What: Meta launched new AI-powered scam detection tools targeting celebrity impersonation and domain spoofing, introduced user-facing warnings on Facebook for suspicious friend requests and on WhatsApp for suspicious device-linking attempts, expanded Messenger scam detection to more countries, and announced a plan to raise the share of ad revenue from verified advertisers from 70% to 90% by end of 2026. Concurrent law enforcement operations disabled over 150,000 accounts associated with scam center networks and contributed to 21 arrests.

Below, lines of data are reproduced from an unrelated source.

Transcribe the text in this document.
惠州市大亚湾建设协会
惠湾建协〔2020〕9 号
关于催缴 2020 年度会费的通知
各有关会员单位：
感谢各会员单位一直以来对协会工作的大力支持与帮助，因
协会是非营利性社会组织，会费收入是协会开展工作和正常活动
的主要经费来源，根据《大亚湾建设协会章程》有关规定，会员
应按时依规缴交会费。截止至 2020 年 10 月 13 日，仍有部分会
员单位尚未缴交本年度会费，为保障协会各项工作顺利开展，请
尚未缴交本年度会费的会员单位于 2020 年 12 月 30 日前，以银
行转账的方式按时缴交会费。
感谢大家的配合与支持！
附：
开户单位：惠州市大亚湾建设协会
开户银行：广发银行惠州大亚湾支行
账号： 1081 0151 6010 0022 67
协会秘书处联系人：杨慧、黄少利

When: The announcement was published March 11, 2026. The second Joint Disruption Week with the Royal Thai Police took place in early 2026, building on a first operation in December 2025. The 90% advertiser verification target is set for the end of 2026.
Where: The tools and features apply across Meta's global platforms - Facebook, Messenger, and WhatsApp. Law enforcement operations focused on scam center networks, with arrests made in Thailand and disruption of a scam center in Agbor, Delta state, Nigeria. Awareness campaigns are running across eight countries in Southeast Asia and in India, Brazil, and Mexico.
Why: Meta states that criminal scam networks are growing in sophistication, industrializing fraud at scale across platforms and borders. The company faces intensifying regulatory scrutiny and trade body pressure following internal document disclosures in late 2025 that revealed the scale of fraudulent advertising on its platforms. The new measures represent Meta's stated effort to demonstrate active enforcement, expand transparency through advertiser verification, and work with law enforcement to address fraud that transcends any single platform or jurisdiction.